Re: [PATCH v3 1/2] driver core: Rework logic in __driver_deferred_probe_check_state to allow EPROBE_DEFER to be returned for longer
From: John Stultz
Date: Tue Feb 18 2020 - 23:23:25 EST
On Tue, Feb 18, 2020 at 6:07 PM Rob Herring <robh@xxxxxxxxxx> wrote:
>
> On Tue, Feb 18, 2020 at 7:11 PM John Stultz <john.stultz@xxxxxxxxxx> wrote:
> >
> > On Tue, Feb 18, 2020 at 4:19 PM John Stultz <john.stultz@xxxxxxxxxx> wrote:
> > >
> > > On Tue, Feb 18, 2020 at 4:06 PM Andy Shevchenko
> > > <andy.shevchenko@xxxxxxxxx> wrote:
> > > > On Wednesday, February 19, 2020, John Stultz <john.stultz@xxxxxxxxxx> wrote:
> > > >> diff --git a/drivers/base/dd.c b/drivers/base/dd.c
> > > >> index b25bcab2a26b..9d916a7b56a6 100644
> > > >> --- a/drivers/base/dd.c
> > > >> +++ b/drivers/base/dd.c
> > > >> @@ -237,13 +237,12 @@ __setup("deferred_probe_timeout=", deferred_probe_timeout_setup);
> > > >>
> > > >> static int __driver_deferred_probe_check_state(struct device *dev)
> > > >> {
> > > >> - if (!initcalls_done)
> > > >> - return -EPROBE_DEFER;
> > > >
> > > >
> > > > Why to touch this? Can't you simple add a new condition here 'if (deferred_probe_timeout > 0)'... ?
> > >
> > > I think that might work. I'll give it a spin later tonight and double check it.
> > >
> > > The main thing I wanted to do is fix the logic hole in the current
> > > code where after initcalls_done=true but before deferred_probe_timeout
> > > has expired we just fall through and return 0, which results in an
> > > ENODEV being returned from the calling function.
> >
> >
> > So on IRC Bjorn sort of clarified a point I think Rob was trying to
> > make on the earlier iteration of this patch, that it seems like
> > Thierry's patch here:
> > https://git.kernel.org/pub/scm/linux/kernel/git/torvalds/linux.git/commit/?id=62a6bc3a1e4f4ee9ae0076fa295f9af1c3725ce3
> > *seems* to be trying to address the exact same issue, and maybe we
> > should just have the genpd code use that instead?
>
> Looking at it some more, I think the change to the pinctrl code there
> breaks the case I care about (pinctrl described in DT and no driver on
> a system that previously worked without pinctrl). Maybe if I set the
> timeout to 0 it will still work (which would be fine).
>
> > The main question though, is why do we need both? As mentioned above,
> > the existing logic in __driver_deferred_probe_check_state() seems
> > wrong: Until late_initcall it returns EPROBE_DEFER, then after
> > initcalls_done==true returns 0 (in which case the caller then
> > translates to ENODEV), until the timeout expires which it then returns
> > ETIMEDOUT.
> >
> > I suspect what is really wanted is EPROBE_DEFER -> (0) ENODEV (when
> > timeout is not set) or EPROBE_DEFER -> ETIMEOUT (when the timeout is
> > set), instead of the two state transitions it currently makes.
>
> Yes. There's never any reason to return 0. It should be one of 3
> errnos. If we're moving to always having a timeout, then maybe ENODEV
> isn't even needed. I guess it's a stronger "we're done with init and
> there's never going to be another driver" which maybe we should do for
> !CONFIG_MODULES.
>
> > So I still think my patch is needed, but I also suspect a better fix
> > would be to kill driver_deferred_probe_check_state() and just replace
> > its usage with driver_deferred_probe_check_state_continue(). Or am I
> > still missing something?
>
> I think those should be merged. They now do almost the same thing.

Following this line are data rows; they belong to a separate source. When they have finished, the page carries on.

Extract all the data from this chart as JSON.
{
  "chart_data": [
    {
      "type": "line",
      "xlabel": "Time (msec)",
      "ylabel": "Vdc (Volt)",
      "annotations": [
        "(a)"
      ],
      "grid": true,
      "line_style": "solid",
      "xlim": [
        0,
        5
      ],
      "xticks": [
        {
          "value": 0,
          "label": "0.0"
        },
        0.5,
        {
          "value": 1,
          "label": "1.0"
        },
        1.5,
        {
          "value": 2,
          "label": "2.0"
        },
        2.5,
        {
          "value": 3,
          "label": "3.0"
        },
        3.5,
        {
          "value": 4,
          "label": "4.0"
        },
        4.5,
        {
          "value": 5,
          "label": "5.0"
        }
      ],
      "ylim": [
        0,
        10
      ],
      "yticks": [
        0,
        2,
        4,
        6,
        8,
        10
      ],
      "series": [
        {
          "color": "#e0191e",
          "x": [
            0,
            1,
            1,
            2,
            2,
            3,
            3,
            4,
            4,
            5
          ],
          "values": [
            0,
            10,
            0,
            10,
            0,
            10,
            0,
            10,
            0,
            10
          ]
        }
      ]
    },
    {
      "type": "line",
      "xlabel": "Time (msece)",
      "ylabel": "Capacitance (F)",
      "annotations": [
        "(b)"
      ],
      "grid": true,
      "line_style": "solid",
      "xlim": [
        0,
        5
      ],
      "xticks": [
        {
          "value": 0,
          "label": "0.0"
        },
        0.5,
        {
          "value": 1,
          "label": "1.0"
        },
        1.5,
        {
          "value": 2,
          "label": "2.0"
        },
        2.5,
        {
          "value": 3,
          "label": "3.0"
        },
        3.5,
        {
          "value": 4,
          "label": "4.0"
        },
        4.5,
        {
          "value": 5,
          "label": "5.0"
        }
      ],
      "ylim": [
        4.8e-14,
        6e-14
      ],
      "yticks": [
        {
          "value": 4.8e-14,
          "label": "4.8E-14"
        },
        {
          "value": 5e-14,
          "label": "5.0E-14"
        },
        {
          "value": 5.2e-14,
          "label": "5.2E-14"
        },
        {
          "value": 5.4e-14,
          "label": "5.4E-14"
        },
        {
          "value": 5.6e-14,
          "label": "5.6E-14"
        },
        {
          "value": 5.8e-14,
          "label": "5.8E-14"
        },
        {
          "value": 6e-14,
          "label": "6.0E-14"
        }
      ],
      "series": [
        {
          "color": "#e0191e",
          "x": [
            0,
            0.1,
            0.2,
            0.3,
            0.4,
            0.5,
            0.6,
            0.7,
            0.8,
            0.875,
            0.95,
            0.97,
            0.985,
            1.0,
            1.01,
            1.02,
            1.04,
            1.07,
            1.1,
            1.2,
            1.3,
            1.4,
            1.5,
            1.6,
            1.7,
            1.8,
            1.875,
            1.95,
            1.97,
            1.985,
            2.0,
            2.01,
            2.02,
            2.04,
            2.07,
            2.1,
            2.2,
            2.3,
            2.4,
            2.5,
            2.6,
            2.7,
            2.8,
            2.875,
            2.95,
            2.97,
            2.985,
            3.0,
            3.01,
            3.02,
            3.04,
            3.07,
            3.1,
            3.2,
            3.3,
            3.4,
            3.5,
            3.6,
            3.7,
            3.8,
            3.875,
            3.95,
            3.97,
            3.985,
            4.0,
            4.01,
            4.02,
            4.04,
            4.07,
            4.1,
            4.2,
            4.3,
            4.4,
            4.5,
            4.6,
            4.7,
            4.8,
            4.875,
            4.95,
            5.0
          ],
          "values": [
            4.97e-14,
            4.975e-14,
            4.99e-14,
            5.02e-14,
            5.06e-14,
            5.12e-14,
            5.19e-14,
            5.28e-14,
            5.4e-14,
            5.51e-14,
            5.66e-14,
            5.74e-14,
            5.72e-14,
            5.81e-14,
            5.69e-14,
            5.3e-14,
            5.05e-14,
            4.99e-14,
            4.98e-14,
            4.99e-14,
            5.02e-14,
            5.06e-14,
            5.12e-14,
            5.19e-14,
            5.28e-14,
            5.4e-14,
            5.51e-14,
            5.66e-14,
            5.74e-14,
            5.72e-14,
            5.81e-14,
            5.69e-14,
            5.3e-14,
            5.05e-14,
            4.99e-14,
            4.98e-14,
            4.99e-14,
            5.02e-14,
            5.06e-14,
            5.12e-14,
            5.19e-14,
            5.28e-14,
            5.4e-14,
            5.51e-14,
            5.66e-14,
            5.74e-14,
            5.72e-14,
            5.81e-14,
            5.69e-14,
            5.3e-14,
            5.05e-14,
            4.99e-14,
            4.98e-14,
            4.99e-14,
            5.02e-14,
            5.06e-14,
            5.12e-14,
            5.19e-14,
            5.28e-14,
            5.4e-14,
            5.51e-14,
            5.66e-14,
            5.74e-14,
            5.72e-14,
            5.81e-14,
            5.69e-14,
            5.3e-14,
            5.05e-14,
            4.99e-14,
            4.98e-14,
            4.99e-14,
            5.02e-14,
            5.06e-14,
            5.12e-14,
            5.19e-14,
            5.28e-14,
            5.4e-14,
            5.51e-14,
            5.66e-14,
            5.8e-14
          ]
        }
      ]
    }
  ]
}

> Only in the timeout==-1 case do they differ.
Well.. almost.. in addition to that different after late_initcall but
before the timeout driver_deferred_probe_check_state() will return
ENODEV, where as driver_deferred_probe_check_state_continue() returns
EPROBE_DEFER until the timeout happens.
> The original intent was that driver_deferred_probe_check_state()
> simply returned what state we're in and the caller would decide what
> to do with that. IOW, each caller could implement their own policy
> possibly based on other information. Pinctrl factored in a DT hint.
> IOMMU relied on everything was built-in.
I'm not super opinionated here, having the subsystem opt in and decide
what to do with the check_state() return value seems sane. But I
suspect that we can consolidate the two cases down and simplify some
of the logic here.
I'll take another spin on this.
thanks
-john